A carbon footprint is an estimate of the greenhouse gases caused by an activity, product, person, company, or country. It is usually expressed as carbon dioxide equivalent, written as CO2e, because different gases can warm the atmosphere at different strengths. CO2e turns them into one comparison number.
Many everyday actions have a carbon footprint. Driving a car, heating a home, flying, producing food, manufacturing electronics, shipping products, and running data centers all use energy or materials. Some emissions are direct, such as fuel burned in a car. Others are indirect, such as electricity used to make a product in a factory.
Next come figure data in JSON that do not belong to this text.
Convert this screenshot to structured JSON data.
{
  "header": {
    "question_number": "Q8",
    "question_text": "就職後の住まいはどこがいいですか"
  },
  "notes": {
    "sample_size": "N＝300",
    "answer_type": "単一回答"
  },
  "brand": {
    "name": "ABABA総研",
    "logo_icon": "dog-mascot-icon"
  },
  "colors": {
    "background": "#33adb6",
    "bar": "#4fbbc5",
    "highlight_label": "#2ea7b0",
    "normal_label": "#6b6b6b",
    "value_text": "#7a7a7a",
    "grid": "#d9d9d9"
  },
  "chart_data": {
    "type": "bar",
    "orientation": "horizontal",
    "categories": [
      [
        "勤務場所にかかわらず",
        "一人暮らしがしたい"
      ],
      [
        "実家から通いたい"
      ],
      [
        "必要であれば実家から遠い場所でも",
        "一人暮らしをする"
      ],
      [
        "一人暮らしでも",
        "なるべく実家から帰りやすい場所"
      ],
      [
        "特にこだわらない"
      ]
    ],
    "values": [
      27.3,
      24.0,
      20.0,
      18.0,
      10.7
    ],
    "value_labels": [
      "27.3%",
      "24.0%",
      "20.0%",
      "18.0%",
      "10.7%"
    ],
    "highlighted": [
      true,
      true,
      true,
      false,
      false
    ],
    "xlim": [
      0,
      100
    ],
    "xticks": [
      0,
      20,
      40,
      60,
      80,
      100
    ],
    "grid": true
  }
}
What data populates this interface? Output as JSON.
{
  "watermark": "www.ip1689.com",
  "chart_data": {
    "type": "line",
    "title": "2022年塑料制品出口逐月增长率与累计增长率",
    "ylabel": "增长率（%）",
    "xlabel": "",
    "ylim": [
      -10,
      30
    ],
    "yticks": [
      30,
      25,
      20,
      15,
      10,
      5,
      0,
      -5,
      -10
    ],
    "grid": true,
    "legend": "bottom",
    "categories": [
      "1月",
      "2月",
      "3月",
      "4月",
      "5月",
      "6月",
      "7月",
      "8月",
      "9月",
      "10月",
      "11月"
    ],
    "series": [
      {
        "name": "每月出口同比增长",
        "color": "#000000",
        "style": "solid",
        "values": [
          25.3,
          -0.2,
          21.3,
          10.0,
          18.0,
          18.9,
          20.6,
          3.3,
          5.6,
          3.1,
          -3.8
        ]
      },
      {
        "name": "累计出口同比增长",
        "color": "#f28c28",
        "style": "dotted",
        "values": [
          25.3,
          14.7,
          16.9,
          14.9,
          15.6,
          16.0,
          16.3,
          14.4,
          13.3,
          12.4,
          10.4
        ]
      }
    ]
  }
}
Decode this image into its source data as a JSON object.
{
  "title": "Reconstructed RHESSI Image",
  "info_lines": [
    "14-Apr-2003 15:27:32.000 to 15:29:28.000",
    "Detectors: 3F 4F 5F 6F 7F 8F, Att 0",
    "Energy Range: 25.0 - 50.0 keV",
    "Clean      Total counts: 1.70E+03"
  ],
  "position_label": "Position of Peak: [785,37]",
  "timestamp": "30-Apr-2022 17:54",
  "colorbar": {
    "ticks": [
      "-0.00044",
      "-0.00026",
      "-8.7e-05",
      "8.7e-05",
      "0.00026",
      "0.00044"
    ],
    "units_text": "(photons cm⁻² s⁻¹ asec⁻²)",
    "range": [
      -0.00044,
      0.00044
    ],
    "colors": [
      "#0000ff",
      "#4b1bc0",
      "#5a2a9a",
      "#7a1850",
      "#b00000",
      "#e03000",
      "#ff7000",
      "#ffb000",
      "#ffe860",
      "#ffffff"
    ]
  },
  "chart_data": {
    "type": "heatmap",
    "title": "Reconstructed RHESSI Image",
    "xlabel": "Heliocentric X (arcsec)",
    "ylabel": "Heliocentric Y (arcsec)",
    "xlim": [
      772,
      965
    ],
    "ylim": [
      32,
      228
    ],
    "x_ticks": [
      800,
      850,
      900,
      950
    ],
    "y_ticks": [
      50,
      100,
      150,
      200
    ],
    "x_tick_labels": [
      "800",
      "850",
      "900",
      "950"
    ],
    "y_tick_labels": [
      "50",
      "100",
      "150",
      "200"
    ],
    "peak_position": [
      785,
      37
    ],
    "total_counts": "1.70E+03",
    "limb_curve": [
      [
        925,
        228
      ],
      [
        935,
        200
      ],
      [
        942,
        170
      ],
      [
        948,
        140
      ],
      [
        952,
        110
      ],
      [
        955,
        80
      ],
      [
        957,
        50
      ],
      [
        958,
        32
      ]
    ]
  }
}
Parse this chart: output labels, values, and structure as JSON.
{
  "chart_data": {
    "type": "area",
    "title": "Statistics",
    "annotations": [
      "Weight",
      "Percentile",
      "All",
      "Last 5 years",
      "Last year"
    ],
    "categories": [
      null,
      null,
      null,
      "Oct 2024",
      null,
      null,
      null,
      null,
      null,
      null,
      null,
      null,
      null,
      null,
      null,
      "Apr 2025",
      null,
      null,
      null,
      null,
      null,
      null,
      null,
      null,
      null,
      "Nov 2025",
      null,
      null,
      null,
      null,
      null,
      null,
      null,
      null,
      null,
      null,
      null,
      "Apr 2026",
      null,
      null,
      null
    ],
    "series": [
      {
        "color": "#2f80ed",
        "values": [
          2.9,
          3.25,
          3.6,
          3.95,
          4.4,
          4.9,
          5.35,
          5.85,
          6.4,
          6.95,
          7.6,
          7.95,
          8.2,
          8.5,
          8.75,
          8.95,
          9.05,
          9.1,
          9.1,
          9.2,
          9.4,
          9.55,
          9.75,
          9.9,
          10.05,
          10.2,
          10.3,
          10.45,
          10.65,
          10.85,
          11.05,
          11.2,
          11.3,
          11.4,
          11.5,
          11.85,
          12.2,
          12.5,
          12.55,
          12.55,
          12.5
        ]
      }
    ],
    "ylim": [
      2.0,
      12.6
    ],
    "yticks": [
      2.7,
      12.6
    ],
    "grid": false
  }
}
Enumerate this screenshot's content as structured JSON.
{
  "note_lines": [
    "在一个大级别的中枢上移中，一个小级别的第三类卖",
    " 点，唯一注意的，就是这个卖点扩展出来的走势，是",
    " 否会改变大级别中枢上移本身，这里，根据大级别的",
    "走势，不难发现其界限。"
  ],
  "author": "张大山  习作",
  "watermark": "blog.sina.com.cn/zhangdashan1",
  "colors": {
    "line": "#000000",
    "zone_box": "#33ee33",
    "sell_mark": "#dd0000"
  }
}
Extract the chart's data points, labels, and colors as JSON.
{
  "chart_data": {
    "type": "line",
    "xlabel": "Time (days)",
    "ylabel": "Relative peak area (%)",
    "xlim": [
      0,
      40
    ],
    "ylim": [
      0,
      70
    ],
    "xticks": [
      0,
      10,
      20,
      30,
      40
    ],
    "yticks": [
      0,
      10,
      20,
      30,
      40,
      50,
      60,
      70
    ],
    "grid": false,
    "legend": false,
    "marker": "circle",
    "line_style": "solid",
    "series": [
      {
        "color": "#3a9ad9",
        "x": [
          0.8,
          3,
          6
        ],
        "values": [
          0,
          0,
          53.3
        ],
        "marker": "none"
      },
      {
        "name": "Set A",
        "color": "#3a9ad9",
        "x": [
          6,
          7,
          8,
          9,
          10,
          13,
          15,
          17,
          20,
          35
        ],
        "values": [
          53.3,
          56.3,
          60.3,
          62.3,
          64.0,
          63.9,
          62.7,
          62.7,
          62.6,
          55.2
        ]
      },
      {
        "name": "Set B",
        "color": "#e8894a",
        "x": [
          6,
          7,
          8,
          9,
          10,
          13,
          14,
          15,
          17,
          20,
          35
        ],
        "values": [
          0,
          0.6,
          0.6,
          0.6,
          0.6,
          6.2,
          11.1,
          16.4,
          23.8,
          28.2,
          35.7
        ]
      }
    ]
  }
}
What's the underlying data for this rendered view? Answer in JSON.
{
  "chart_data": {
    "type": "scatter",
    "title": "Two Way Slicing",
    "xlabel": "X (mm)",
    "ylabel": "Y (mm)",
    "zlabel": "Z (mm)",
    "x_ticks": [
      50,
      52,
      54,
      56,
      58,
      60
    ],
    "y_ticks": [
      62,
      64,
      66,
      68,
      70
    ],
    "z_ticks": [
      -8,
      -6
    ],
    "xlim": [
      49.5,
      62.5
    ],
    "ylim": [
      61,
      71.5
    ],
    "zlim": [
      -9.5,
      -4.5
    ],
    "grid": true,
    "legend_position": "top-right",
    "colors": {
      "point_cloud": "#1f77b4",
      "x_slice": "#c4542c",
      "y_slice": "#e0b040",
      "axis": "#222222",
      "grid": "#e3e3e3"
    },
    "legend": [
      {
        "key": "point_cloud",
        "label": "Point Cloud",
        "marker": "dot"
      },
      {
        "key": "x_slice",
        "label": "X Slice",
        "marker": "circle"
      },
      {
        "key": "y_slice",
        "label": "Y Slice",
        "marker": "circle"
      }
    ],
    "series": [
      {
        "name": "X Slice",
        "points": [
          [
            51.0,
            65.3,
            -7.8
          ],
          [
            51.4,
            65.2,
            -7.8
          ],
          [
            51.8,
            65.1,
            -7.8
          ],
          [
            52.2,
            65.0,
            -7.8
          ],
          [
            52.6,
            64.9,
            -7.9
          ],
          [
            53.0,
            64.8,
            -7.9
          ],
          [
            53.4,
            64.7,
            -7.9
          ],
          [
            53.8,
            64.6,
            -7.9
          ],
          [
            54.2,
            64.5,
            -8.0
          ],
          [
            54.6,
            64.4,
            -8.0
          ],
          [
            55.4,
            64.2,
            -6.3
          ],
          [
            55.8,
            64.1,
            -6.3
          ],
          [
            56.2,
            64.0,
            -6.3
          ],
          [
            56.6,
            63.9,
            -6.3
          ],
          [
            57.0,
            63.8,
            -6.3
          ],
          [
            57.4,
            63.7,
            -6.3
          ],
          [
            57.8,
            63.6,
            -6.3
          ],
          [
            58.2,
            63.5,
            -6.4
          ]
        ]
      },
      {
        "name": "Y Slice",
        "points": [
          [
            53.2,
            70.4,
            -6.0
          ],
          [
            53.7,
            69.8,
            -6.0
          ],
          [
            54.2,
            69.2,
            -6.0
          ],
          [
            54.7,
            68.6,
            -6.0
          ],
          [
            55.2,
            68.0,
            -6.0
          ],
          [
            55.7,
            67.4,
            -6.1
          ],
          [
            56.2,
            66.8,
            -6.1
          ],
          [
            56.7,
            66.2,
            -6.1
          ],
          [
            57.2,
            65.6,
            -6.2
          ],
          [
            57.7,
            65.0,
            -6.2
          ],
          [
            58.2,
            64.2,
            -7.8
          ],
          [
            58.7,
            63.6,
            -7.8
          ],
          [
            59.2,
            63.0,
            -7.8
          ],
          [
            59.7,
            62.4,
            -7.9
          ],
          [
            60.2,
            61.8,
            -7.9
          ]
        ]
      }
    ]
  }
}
A product's footprint can include many stages: raw materials, manufacturing, transport, use, and disposal. For example, a laptop has emissions from mining materials, producing parts, assembling the device, shipping it, charging it, and eventually recycling or discarding it.
The purpose of measuring a carbon footprint is not only to attach a number. It helps identify where changes may matter most. A household may reduce energy use, choose efficient appliances, repair items, reduce waste, or use cleaner transport. A company may improve supply chains, energy sources, packaging, and logistics.
A carbon footprint is an estimate, so methods and assumptions matter. Still, it is a useful way to think about the hidden climate impact of choices that otherwise feel disconnected from energy and emissions.